Today, of course, North American tuitions are grotesque, in the tens of thousands. Colleges and universities charge those high tuitions because they can – because they realize that in the big-money fields like computer science and management, it is worth it for students to pay them. They have become an industry with a business model, and one that is highly profitable even when they are nominally nonprofits.

But in this environment, fewer and fewer people are willing to pay those crippling tuitions in order to explore and realize humanistic values, whether of the traditional or postmodern kinds. Nor should they! To enter massive student debt, the contemporary form of indentured servitude, is bad enough when it at least helps ensure a comfortable living in adulthood. It is even more destructive to indenture oneself for these things that are valuable for their own sake. This is why the outrageous spike in university prices is doubly harmful: it not only makes it difficult for young people to secure the means of their existence, it also deprives them of the questions and ideas and values that allow them to make sense of that existence in a deeper sense. But according to the business model, according to the universities’ pursuit of monetary value and profit, it is entirely appropriate. In an era where young people justifiably fear for their future livelihoods, the market can bear the tuition spikes, and so money-minded universities continue to do so.

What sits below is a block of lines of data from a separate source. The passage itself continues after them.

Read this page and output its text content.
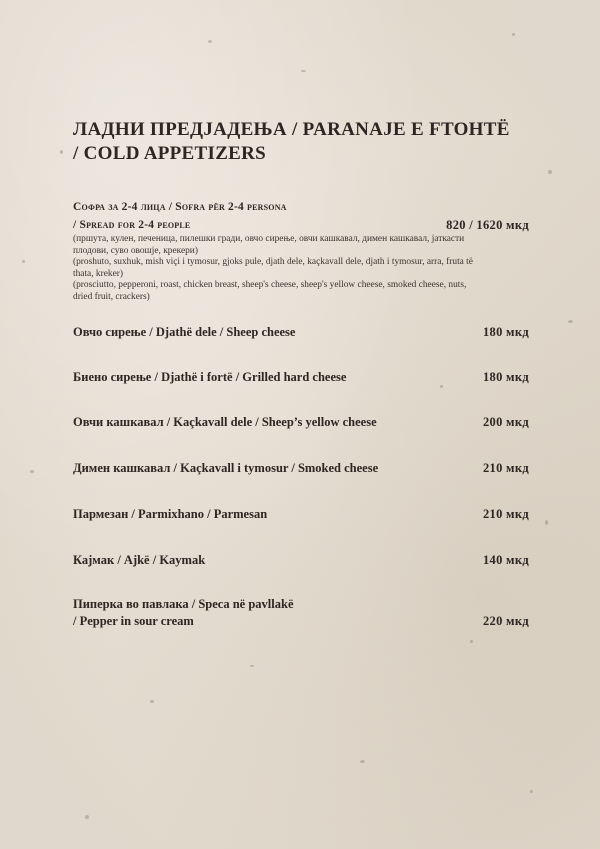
ЛАДНИ ПРЕДЈАДЕЊА / PARANAJE E FTOHTË
/ COLD APPETIZERS
Софра за 2-4 лица / Sofra për 2-4 persona
/ Spread for 2-4 people	820 / 1620 мкд
(пршута, кулен, печеница, пилешки гради, овчо сирење, овчи кашкавал, димен кашкавал, јаткасти плодови, суво овошје, крекери)
(proshuto, suxhuk, mish viçi i tymosur, gjoks pule, djath dele, kaçkavall dele, djath i tymosur, arra, fruta të thata, kreker)
(prosciutto, pepperoni, roast, chicken breast, sheep's cheese, sheep's yellow cheese, smoked cheese, nuts, dried fruit, crackers)
Овчо сирење / Djathë dele / Sheep cheese	180 мкд
Биено сирење / Djathë i fortë / Grilled hard cheese	180 мкд
Овчи кашкавал / Kaçkavall dele / Sheep’s yellow cheese	200 мкд
Димен кашкавал / Kaçkavall i tymosur / Smoked cheese	210 мкд
Пармезан / Parmixhano / Parmesan	210 мкд
Кајмак / Ajkë / Kaymak	140 мкд
Пиперка во павлака / Speca në pavllakë
/ Pepper in sour cream	220 мкд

Perhaps more damaging still, the logic of markets and money comes similarly to corrupt even governments – the very institutions that make markets and money possible, and have the capacity to tame their excesses. Increasingly, governments view their own activity as nothing more than the pursuit of money for their citizens (or worse, their taxpayers), and go themselves on the attack against the humanities. “If you want to take gender studies, that’s fine, go to private school,” North Carolina Governor Patrick McCrory said in a radio interview in January. “But I don’t want to subsidize that if it’s not going to get someone a job.” McCrory is far from atypical. Like university administrations, his job is to be a guardian of the values that don’t make a profit. But he doesn’t do it. Instead he pursues only money and values related to money, and everything unrelated to money suffers.

So to return to the original question from O’Neill’s tweet: why would we assume that money contaminates other values? Simple. Because in the context at issue – contemporary academia – that is exactly what the evidence shows.

* I originally quoted this tweet verbatim when it said “carries” to entry. O’Neill confirmed that he meant “barriers” and I have changed it accordingly.